Workers at an Apple store in New York have taken steps to create a union. Apple’s Grand Central Central Station workers must get support from 30% of colleagues to have a union election. The workers pushing for unionisation are requesting a $30 minimum hourly wage for all staff, along with additional holiday and safety measures.

This follows a recent successful move by Amazon warehouse workers which forced the tech giant to recognise their trade union. There is a growing desire to unionise as working conditions and real wages have stagnated or declined for many. Whether Apple’s workers’ plans will be successful remains to be seen.


Match Group has won its legal battle against Muslim matchmaking app Muzmatch for an alleged trademark infringement. UK based MuzMatch is a platform designed to help single Muslims find spouses and features similar functions to Tinder. Like Tinder, if both sides swipe right, they are matched and can begin communicating. The platform also includes a chaperone function. 

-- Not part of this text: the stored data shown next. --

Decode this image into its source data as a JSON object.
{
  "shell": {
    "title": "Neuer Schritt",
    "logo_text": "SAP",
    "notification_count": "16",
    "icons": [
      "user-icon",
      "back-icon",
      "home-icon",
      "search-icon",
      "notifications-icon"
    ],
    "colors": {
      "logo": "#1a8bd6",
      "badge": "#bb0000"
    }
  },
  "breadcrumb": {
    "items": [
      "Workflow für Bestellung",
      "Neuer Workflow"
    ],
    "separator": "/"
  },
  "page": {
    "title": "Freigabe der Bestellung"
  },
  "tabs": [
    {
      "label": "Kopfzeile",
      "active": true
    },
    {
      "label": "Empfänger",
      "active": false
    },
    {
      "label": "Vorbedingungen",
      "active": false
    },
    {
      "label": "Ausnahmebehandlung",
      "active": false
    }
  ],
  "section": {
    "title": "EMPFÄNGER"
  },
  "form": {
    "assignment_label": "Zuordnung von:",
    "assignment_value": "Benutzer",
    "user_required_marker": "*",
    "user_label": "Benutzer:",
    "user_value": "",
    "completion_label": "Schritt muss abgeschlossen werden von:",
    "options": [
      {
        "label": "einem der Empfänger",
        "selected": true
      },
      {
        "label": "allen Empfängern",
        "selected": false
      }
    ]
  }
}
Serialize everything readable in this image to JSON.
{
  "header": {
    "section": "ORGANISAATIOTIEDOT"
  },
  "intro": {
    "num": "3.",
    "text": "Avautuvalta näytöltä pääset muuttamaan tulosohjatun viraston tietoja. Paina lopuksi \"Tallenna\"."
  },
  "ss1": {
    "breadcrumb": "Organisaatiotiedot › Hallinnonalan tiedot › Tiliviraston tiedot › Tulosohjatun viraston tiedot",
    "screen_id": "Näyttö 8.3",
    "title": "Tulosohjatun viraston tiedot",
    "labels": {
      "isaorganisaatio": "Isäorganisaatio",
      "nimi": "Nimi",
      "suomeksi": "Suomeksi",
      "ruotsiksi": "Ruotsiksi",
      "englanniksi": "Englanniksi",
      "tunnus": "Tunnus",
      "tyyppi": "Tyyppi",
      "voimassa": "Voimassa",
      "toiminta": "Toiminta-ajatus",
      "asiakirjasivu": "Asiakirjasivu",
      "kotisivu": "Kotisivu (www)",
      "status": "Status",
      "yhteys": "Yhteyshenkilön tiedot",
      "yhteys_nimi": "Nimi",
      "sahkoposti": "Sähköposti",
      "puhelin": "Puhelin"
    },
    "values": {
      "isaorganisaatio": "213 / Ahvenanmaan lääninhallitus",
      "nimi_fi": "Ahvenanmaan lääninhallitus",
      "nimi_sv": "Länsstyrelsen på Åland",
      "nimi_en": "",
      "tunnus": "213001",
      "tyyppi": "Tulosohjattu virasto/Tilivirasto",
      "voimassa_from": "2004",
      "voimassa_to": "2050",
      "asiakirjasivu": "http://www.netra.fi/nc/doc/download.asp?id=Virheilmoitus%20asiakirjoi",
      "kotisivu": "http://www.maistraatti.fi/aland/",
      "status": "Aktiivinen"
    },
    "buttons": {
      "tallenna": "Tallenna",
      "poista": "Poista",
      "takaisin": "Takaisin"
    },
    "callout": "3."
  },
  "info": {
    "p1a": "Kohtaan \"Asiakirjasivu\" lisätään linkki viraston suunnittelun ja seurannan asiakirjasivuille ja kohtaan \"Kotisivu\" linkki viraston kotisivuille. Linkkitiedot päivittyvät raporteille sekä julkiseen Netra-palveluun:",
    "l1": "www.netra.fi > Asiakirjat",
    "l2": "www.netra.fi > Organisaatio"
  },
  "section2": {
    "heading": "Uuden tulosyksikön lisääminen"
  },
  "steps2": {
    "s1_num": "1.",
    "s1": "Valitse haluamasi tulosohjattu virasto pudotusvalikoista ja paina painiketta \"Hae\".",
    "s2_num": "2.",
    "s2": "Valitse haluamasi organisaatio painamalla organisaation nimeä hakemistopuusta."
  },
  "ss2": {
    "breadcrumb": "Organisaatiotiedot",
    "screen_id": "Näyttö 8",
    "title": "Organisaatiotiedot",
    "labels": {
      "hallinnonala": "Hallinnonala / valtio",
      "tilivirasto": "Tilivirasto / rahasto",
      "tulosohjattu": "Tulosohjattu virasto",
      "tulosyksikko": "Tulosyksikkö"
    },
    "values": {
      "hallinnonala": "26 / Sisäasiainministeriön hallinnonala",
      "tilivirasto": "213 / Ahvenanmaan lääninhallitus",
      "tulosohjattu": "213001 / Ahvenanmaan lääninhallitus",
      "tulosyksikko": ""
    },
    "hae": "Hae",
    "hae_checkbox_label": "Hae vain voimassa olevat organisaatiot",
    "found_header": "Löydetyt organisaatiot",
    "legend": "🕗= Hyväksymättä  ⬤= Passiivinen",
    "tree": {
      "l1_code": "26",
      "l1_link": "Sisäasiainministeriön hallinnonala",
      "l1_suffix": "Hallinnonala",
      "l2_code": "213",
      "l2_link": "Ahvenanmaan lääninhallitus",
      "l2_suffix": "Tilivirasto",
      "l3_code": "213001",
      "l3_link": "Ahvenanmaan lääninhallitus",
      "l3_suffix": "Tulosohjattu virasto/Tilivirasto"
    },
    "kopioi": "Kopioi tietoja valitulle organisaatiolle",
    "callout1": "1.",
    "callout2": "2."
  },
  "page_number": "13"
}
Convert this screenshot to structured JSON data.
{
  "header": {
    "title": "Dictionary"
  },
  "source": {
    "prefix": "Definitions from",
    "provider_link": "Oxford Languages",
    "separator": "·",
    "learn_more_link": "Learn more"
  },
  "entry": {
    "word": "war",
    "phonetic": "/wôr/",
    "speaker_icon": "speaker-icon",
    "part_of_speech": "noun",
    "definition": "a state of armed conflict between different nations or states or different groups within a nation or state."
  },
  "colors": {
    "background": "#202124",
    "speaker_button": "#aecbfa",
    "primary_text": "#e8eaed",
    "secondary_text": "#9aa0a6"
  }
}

Match Group claimed the platform infringed upon their trademark as they use the word “match” in their metadata to help it appear higher in internet search results. It also uses “match-muslim” and “uk-muslim-match”. The UK intellectual property and enterprise court held that consumers could assume that Muzmatch’s offerings were somehow connected to Match. Consequently, Muzmatch could now lose the right to use its name. The platform has said however, that they will appeal the decision. 

Match first wrote to Muzmatch about their alleged infringement in 2016, requesting them to desist. When this failed, Match Group sought to purchase Muzmatch making four offers up to $35 million but these were rejected. Muzmatch currently has 6 million users worldwide. US based Match Group is behind popular dating sites including Tinder,, Hinge and OkCupid. 


The UK Highway Code is being updated to cover self-driving cars. People using self-driving cars will be permitted to watch TV on built-in screens, provided they remain ready to take control of the vehicle when prompted.  Self-driving cars are currently not allowed on UK roads. Trials are ongoing and this could change by the end of 2022. 

The code will also explain that users of self-driving cars will not face legal responsibility for crashes. In most cases, insurance companies will be liable for such incidents. This is in line with recommendations from the Law Commission. It is hoped that self-driving technology can reduce the frequency of accidents. 88% of road collisions involve some human error by drivers. 

A full regulatory framework for self-driving technology is expected to be put in place by 2025. These updates to the Highway Code make a huge step forward in automotive technology. Self-driving vehicles are expected to add £41.7 billion to the UK economy and create nearly 40,000 new jobs by 2035.


Suit maker T.M. Lewin has been ordered to pay £439,000 in damages to staff over its decision to close 150 stores and fire 600 staff in June 2020. Former staff claimed that the company failed to consult them prior to dismissing them, despite being legally obliged to. Employment law requires firms to undertake a 45-day long consultation period before firing over 100 employees. An employment tribunal agreed that T.M. Lewin failed to do this and awarded £439,000 to the 101 staff who launched the legal action. T.M. Lewin is positioning to appeal the decision to the Employment Appeal Tribunal. They believe they have a strong case given previous case law. They argue that each store is a separate establishment so therefore the consultation requirement was not triggered. Whether this argument will be successful remains to be seen. T.M. Lewin fell into administration in June 2020 after the pandemic hammered its finances.